Part of the increase in exports to China could be linked to the newly erected tariff barriers. In sectors where China imposed tariffs on US goods and services in the past fiscal year such as live animals and animal products, vegetable products, and plastic and rubber, Indian exports to China grew by 335%, 134%, and 93.7% respectively in 2018-19 compared to 2017-18 although it is worth noting that in sectors such as base metals which also saw the imposition of retaliatory tariffs, Indian exports fell. In sectors where such tariff walls have not been raised such as gems and jewellery and footwear, Indian exports either fell or grew at a relatively slower pace.

Although India’s share in Chinese imports is rising, it still remains small, accounting for less than 1% of Chinese imports in 2018, the latest year for which such data is available from UNCTAD. India’s share in American imports was slightly higher at 2.1% for the same year.

Given that the US accounts for a large share of Indian exports in labour-intensive manufacturing (22%) goods, the failure to expand in the US has meant that India’s overall share in global labour-intensive manufacturing exports has not moved up. As countries such as Bangladesh and Vietnam have moved in to occupy the markets China has vacated, India’s share in such exports saw a small dip in fiscal 2018. This is despite an increase in exports of such goods to China, which still accounts for only a small share (3.6%) of India’s labour-intensive manufacturing exports.

The classification of labour-intensive industries here is based on UNCTAD’s classification of labour-intensive and resource-intensive imports, and includes such industries as textiles, footwear, and leather.

This also denotes an opportunity for India to raise both growth and employment over the long run, albeit one that it has consistently missed.
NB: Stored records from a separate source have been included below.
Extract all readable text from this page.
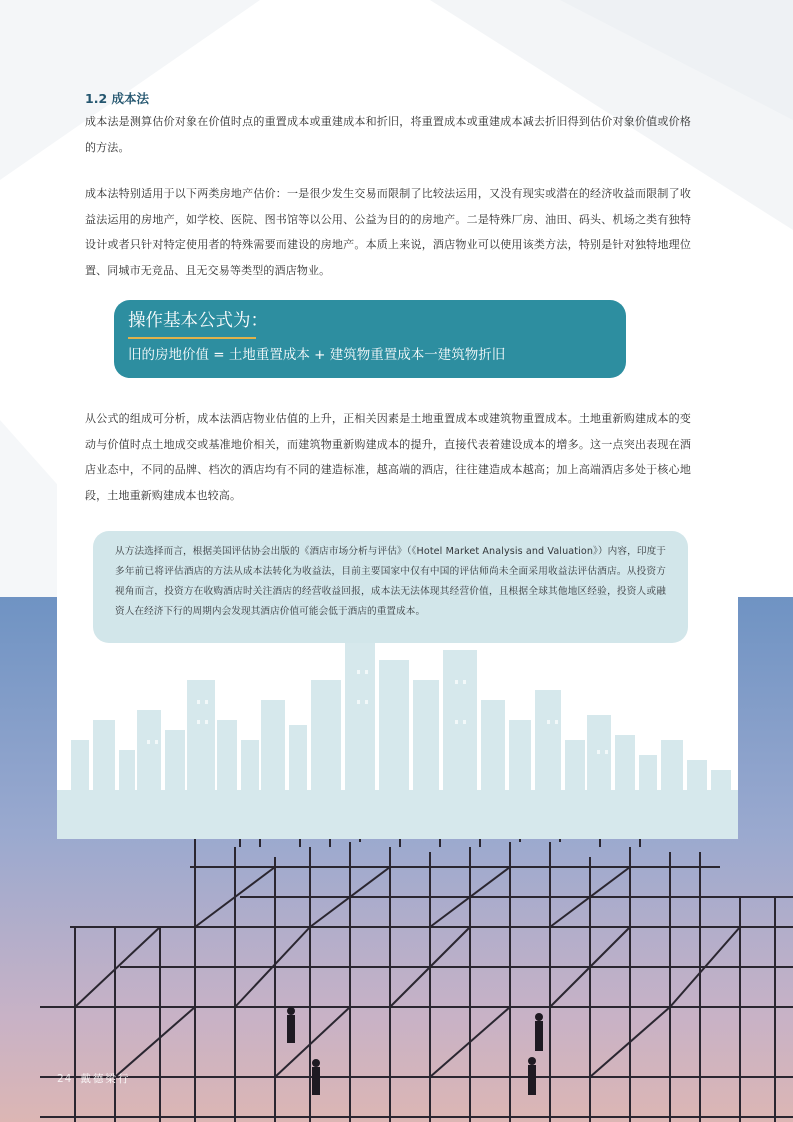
1.2 成本法
成本法是测算估价对象在价值时点的重置成本或重建成本和折旧，将重置成本或重建成本减去折旧得到估价对象价值或价格的方法。
成本法特别适用于以下两类房地产估价：一是很少发生交易而限制了比较法运用，又没有现实或潜在的经济收益而限制了收益法运用的房地产，如学校、医院、图书馆等以公用、公益为目的的房地产。二是特殊厂房、油田、码头、机场之类有独特设计或者只针对特定使用者的特殊需要而建设的房地产。本质上来说，酒店物业可以使用该类方法，特别是针对独特地理位置、同城市无竞品、且无交易等类型的酒店物业。
操作基本公式为：
旧的房地价值 = 土地重置成本 + 建筑物重置成本一建筑物折旧
从公式的组成可分析，成本法酒店物业估值的上升，正相关因素是土地重置成本或建筑物重置成本。土地重新购建成本的变动与价值时点土地成交或基准地价相关，而建筑物重新购建成本的提升，直接代表着建设成本的增多。这一点突出表现在酒店业态中，不同的品牌、档次的酒店均有不同的建造标准，越高端的酒店，往往建造成本越高；加上高端酒店多处于核心地段，土地重新购建成本也较高。
从方法选择而言，根据美国评估协会出版的《酒店市场分析与评估》（《Hotel Market Analysis and Valuation》）内容，印度于多年前已将评估酒店的方法从成本法转化为收益法，目前主要国家中仅有中国的评估师尚未全面采用收益法评估酒店。从投资方视角而言，投资方在收购酒店时关注酒店的经营收益回报，成本法无法体现其经营价值，且根据全球其他地区经验，投资人或融资人在经济下行的周期内会发现其酒店价值可能会低于酒店的重置成本。
24 戴德梁行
Will the Chinese market be more lucrative for such exports in the coming years as India increasingly becomes the target of protectionism from advanced economies including the US? We shall have to wait and see how that plays out but as an earlier Plain Facts column had highlighted, fellow emerging economies have been less unkind to India compared to the advanced economies when it comes to protectionist measures.

This is not to suggest that India should abandon hope of capturing a greater pie in advanced markets. However, India’s recent trade performance does indicate that markets such as China could offer additional opportunities as the trade war intensifies even though India’s trade deficit with China still remains large at $53.6 billion in fiscal 2019 (compared to $63.1 billion in fiscal 2018).

This also suggests that India should be cautious in endorsing the US-sponsored clampdown on Chinese tech firms such as Huawei as part of its overall trade-cum-tech warfare against the emerging superpower in the neighbourhood.

What complicates matters further for India is that several Indian internet firms which have mounted a challenge to the dominance of American tech companies in India’s internet economy are being backed by Chinese firms (e.g. Ola, backed by Chinese ride-sharing firm Didi, which is taking on Uber, and Alibaba-backed BigBasket which is battling Amazon).

Moreover, much of manufacturing in India is dependent on China for capital goods and industrial supplies, as a previous Plain Facts column had pointed out.

To be sure, India must also keep a close eye on currency movements which can change the cost-benefit matrix for the economy significantly. For instance, if the yuan continues to depreciate, the rupee might need to fall in tandem if Indian exports are to remain competitive vis-a-vis Chinese goods and services in both Chinese and global markets.

As the two largest global economies intensify their trade and geostrategic conflict and abandon the WTO rulebook, the road ahead won’t be easy for countries such as India. But the conflict also opens up new opportunities for India.

To survive and thrive in this brave new world, India must avoid policy adventurism and think through the costs and benefits for the economy as it frames new rules of engagement with its trade partners.